Inflation dropped like a rock last month, giving the Fed ample justification to move forward with rate cuts next week.

According to the Department of Labor, the Consumer Price Index (CPI) rose by 2.5% in the 12 months through August, decreasing from 2.9% in July.

It was the lowest annual reading in more than three years and below the consensus forecast, which called for 2.6%.

August marked the fifth consecutive month of cooling headline inflation, adding to a growing body of evidence showing consumer prices are moderating across the economy.

Since peaking at 9.1% in mid-2022, the CPI has been on a downward trajectory for most of the past two years.

“Today’s report will add to confidence within the Fed that inflation is indeed on a sustained path towards 2%,” said Carl Weinberg, chief economist at High Frequency Economics.

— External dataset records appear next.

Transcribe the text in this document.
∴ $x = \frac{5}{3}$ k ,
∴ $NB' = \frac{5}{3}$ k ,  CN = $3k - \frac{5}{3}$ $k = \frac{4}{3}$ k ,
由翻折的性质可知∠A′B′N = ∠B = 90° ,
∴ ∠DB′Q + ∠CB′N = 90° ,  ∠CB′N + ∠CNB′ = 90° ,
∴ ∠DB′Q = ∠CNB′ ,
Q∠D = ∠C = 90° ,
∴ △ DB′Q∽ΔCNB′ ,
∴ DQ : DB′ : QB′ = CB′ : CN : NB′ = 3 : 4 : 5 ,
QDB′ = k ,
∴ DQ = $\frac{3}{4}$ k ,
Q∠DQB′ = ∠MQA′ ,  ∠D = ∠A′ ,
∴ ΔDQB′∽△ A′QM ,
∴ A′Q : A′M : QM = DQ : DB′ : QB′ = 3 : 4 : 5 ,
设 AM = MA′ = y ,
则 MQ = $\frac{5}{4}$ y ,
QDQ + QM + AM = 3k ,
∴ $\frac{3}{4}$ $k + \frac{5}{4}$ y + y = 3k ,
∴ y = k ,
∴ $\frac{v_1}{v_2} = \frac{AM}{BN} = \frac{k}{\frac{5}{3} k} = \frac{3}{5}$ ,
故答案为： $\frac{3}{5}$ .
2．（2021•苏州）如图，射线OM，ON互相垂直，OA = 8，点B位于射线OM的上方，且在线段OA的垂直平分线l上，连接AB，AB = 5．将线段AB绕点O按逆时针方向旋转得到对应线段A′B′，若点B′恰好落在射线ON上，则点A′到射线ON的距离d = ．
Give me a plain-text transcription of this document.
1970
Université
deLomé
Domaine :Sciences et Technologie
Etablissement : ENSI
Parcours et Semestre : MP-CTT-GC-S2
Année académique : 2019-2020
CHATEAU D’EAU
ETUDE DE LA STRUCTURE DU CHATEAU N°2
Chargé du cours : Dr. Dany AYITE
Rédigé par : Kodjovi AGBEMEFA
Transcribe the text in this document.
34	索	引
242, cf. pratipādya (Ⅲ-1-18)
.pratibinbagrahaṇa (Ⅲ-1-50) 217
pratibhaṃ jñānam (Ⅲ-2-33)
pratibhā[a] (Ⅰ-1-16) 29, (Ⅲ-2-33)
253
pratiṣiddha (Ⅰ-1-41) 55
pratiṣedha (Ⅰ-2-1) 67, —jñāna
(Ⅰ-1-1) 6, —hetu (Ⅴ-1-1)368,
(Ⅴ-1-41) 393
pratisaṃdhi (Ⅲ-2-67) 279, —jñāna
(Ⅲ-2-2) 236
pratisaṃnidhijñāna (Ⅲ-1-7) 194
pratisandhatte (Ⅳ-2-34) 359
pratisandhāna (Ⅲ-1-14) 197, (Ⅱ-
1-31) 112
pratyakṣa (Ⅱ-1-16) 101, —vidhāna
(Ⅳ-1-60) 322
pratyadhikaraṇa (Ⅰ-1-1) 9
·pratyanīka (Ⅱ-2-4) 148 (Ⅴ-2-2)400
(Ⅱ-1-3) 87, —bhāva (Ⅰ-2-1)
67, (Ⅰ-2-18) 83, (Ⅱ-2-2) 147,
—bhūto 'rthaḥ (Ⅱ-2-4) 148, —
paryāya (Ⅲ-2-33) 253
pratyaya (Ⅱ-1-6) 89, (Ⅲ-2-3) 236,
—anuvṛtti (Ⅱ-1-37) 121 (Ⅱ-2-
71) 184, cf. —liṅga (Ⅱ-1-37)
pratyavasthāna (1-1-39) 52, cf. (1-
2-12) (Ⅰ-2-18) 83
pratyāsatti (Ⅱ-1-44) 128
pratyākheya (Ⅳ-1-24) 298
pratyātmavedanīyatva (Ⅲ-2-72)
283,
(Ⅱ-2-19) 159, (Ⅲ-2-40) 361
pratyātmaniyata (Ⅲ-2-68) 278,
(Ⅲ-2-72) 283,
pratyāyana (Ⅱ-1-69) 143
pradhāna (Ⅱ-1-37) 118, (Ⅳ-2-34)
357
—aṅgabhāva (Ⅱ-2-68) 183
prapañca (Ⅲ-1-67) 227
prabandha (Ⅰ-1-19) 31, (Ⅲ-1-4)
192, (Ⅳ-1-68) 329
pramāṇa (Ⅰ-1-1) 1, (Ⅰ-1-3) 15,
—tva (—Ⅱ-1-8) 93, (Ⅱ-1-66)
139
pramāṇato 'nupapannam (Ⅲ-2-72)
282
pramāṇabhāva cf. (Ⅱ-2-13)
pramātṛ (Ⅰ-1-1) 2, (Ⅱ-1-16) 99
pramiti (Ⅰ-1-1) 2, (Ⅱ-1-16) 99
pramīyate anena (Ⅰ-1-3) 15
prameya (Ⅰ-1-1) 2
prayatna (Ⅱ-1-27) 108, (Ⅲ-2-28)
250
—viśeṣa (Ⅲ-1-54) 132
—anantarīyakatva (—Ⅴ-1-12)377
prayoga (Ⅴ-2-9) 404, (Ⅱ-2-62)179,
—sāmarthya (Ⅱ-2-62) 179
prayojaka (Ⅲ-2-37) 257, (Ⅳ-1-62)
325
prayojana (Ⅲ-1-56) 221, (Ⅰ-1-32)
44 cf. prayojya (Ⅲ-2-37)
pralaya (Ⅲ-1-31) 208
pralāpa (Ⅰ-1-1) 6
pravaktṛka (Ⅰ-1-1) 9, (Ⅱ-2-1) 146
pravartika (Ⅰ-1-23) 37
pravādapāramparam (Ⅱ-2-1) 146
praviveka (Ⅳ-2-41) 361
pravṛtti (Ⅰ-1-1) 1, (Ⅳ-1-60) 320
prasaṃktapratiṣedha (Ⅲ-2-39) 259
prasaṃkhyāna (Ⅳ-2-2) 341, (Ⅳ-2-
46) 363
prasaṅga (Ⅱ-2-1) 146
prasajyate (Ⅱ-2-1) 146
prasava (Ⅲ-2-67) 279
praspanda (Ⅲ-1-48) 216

While the Fed has made it abundantly clear that it plans to lower interest rates next week, the CPI report could give policymakers more leeway to consider jumbo-sized rate cuts.

The data gives economists “hopium”

According to Laura Veldkamp, a finance and economics professor at Columbia University, the Fed has “gotten really close” to its 2% inflation target.

“This battle against inflation is more or less done,” said Veldkamp.

WisdomTree macro strategist Samuel Rines, who doesn't rule out a half-percentage-point cut, said the report “was a lot more optimism than anything else for 50 basis points in September.”

While this remains only a remote possibility, the macro strategist thinks progress on inflation would open up another debate about jumbo-sized cuts when the Fed meets again in November.

Another argument for jumbo cuts is a weakening job market, with more Americans out of work and job openings down over the past year.

Economists say rising unemployment can be a precursor to a recession.

Some metrics, such as the Sahm Rule and the Schannep Recession Indicator, suggest that the economy is already in a downturn because of rising unemployment.

Macquarie strategists believe a recession would become “much likelier” if the Fed doesn’t cut interest rates. They cited growing consumer pessimism about the labor market and economy as reasons to be alarmed.

Whether the central bank can dodge a recession remains to be seen. Several economists, including TS Lombard’s Steve Blitz, are convinced the Fed has waited too long.

In their view, this "wait-and-see" approach could ultimately drag the economy into a recession, regardless of the number or size of rate cuts.

According to CME Group’s FedWatch Tool, markets are pricing in a standard 0.25% reduction at each of the remaining three policy meetings this year.